Dempsey is also hopeful that the online abuse she said she has suffered from those who insisted Knox was guilty will come to an end. “I just hope the ‘guilters’ can go home now, and this tragic saga will be over at last,” she said. “It’s made me an admirer of Italian justice.”
So, it’s still all about Amanda, just as it always has been.
But I’d like to return to Dempsey’s comments. “Averting a diplomatic crisis” is very interesting, and implies that perhaps there was some external pressure, or that the US would use all its power and might to resist extradition. I really do not know, but am already investigating these possibilities.
The other comment “I hope the ‘guilters’ go home” is less controversial, because we would all hope for an end to the hostility engendered by this case. But have the ‘guilters’ gone home? Not a bit of it, and neither have the strident Knox supporters.

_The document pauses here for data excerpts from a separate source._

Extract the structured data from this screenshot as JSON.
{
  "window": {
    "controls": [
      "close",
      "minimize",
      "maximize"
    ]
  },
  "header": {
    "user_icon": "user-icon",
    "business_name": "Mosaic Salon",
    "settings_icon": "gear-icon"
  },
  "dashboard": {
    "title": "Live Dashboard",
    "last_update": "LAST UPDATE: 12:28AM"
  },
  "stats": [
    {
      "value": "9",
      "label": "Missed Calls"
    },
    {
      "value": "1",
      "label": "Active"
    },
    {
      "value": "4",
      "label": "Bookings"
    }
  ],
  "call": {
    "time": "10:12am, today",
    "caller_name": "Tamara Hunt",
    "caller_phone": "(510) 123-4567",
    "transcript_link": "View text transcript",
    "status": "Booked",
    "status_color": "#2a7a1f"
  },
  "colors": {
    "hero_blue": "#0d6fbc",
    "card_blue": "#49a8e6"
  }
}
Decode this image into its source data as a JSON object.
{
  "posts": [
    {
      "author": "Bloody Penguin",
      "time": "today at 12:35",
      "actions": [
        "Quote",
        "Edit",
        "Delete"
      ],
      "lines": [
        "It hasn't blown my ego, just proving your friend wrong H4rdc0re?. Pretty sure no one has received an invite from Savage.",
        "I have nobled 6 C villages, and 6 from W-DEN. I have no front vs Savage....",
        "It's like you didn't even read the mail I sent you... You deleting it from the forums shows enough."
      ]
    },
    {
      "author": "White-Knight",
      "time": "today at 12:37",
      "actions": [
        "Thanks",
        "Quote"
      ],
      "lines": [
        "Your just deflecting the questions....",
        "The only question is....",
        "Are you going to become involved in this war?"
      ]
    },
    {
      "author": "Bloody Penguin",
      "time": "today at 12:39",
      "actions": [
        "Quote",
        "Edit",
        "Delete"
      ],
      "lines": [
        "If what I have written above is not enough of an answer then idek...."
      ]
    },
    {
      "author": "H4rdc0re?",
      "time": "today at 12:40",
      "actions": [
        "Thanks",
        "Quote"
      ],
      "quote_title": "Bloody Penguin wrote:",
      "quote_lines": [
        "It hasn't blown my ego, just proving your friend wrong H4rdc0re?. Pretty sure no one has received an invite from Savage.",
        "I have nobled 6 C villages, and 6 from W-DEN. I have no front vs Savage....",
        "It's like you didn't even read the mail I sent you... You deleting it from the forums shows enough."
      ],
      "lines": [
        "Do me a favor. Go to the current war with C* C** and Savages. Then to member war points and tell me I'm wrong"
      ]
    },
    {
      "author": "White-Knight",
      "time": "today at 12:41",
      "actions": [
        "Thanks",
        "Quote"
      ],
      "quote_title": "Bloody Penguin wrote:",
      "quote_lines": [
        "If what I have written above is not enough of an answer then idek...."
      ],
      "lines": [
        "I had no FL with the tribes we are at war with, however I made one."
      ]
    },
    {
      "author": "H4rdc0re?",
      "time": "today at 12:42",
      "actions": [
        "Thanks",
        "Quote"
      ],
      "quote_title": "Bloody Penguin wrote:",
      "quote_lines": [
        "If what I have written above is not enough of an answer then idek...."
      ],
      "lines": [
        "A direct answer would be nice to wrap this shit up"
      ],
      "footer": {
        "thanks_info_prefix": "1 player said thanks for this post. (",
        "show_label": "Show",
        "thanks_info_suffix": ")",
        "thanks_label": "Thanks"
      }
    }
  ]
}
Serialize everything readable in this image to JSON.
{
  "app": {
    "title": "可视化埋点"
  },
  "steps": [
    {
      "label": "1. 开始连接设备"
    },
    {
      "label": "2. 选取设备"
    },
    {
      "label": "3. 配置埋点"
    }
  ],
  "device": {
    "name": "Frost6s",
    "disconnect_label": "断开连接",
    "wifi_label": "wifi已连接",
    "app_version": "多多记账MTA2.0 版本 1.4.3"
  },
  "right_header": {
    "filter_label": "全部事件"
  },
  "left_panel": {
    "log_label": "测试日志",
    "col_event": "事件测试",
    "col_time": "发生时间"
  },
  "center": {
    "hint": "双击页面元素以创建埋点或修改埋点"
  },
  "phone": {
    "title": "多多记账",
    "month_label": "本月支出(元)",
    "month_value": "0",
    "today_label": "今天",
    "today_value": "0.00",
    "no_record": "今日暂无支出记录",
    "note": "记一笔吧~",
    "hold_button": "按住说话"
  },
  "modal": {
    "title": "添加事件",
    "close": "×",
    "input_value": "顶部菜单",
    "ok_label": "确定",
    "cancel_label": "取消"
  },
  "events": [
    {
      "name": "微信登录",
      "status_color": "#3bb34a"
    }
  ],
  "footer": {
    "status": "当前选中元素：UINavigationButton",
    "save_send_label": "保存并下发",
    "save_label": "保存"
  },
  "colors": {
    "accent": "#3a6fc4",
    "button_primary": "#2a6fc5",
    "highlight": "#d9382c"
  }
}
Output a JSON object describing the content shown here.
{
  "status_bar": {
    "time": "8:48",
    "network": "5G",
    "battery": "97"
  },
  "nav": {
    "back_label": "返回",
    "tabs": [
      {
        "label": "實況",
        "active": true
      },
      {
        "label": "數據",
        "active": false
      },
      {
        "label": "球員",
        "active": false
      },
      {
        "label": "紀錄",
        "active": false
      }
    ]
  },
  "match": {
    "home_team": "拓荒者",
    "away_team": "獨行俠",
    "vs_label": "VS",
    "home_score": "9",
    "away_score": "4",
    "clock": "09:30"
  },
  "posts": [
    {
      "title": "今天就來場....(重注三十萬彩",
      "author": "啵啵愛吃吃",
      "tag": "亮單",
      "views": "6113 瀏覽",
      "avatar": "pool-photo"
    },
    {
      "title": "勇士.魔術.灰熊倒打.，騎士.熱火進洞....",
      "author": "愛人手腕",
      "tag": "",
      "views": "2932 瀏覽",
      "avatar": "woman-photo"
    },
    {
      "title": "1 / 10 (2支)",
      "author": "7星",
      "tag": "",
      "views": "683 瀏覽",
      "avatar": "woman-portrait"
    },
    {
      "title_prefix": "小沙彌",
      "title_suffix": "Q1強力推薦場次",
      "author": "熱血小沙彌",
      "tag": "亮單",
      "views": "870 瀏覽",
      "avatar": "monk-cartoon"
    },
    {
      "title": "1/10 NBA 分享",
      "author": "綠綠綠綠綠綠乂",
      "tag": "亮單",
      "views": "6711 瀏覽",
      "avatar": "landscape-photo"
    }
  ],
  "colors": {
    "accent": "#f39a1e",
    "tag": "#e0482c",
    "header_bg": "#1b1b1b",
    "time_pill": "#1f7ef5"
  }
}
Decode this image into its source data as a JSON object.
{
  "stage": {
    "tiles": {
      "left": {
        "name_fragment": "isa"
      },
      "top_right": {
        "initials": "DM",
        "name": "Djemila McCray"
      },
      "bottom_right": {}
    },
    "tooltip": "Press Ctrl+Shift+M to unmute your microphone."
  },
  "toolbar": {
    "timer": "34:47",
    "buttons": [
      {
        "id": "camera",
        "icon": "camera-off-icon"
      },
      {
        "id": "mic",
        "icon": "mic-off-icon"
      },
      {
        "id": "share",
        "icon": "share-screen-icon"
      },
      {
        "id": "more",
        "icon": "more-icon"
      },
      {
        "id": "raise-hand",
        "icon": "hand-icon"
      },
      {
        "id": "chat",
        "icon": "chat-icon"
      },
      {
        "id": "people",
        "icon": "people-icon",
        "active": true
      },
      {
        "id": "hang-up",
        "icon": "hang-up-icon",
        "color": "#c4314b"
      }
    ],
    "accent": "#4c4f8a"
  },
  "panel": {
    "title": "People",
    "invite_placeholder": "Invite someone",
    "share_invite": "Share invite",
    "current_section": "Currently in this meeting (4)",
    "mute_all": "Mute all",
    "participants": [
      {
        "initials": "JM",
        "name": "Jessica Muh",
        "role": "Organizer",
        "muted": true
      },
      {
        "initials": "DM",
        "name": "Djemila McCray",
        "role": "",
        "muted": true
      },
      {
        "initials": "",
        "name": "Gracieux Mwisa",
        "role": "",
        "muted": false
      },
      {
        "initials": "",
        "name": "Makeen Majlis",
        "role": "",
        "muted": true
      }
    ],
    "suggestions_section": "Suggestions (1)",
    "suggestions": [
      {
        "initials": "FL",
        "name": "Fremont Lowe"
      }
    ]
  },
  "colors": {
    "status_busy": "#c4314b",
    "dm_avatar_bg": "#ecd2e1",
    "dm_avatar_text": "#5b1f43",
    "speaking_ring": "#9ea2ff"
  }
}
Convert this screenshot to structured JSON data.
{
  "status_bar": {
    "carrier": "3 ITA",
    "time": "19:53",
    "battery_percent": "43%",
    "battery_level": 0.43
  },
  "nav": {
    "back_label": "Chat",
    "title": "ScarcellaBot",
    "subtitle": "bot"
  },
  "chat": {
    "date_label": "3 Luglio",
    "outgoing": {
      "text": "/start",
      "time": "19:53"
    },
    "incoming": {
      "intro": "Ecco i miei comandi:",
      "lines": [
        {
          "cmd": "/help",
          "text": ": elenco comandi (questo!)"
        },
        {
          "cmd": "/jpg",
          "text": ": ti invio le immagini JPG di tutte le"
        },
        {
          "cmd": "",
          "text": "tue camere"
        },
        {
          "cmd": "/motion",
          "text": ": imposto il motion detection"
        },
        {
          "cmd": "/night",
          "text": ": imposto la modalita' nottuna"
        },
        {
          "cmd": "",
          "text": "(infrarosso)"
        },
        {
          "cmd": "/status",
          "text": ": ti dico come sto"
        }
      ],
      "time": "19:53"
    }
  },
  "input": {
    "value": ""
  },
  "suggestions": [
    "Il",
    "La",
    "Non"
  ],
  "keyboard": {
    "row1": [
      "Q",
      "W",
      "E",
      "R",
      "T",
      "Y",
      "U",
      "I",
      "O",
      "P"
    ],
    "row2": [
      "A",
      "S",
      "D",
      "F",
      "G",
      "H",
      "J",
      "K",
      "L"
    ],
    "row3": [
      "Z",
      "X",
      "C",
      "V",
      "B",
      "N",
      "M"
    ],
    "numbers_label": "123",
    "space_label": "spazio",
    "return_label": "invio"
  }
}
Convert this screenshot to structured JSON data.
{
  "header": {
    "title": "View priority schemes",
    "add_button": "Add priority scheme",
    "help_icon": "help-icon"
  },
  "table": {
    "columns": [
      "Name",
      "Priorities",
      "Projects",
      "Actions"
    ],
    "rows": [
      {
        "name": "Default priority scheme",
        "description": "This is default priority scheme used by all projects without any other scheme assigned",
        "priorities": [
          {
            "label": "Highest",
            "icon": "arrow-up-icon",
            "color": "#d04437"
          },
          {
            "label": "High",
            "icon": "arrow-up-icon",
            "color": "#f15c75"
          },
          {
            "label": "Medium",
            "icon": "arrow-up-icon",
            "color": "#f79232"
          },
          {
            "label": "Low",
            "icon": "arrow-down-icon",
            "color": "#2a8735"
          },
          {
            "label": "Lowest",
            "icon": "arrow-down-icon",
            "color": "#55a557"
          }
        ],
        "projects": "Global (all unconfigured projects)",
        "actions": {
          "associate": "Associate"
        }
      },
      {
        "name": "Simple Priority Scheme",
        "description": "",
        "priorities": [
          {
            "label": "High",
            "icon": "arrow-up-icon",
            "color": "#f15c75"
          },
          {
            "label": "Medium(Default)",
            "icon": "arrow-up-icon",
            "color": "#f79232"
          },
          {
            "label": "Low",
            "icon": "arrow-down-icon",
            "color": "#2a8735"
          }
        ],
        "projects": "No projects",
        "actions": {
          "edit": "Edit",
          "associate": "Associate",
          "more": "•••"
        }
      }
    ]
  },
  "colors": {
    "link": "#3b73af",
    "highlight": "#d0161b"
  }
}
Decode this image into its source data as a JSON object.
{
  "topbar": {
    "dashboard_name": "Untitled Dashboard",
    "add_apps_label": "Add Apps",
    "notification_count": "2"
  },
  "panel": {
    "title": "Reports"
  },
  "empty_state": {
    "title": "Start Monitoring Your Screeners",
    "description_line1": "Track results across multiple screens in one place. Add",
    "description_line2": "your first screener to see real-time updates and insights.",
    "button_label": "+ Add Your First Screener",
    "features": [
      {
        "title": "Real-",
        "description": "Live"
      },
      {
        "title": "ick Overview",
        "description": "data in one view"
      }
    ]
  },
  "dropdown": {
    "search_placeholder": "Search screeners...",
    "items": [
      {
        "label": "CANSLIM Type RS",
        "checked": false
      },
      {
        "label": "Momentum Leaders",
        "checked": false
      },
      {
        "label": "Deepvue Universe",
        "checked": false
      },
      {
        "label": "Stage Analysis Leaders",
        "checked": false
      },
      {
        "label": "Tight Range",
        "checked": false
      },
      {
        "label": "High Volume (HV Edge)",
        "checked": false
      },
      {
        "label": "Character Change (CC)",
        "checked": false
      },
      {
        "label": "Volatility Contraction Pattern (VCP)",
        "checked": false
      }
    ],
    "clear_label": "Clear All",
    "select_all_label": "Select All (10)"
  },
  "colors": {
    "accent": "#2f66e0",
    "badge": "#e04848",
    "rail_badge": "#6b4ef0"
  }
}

I have never been a Twitter user until now, but three days ago I joined and tweeted some fairly innocuous comments about an unsatisfactory verdict. I directed these comments at both the well- known supporters and detractors of Knox, and within a couple of hours I was an idiot, a troll, an agitator, a piece of shit under someone’s shoe, and most risible of all, a NON- BELIEVER!
So now, one cannot be a ‘guilter’ tut tut no, because the wonderful Italian justice as proclaimed by Dempsey has prevailed. Could this be the same Italian justice which was much maligned during the course of this case?
But it seems we have a new religion, with “agnostics” like myself vilified for daring to question the orthodoxy of the case. As I tweeted today, “Does being a Knox supporter automatically make you a more ethical person? No, it does not.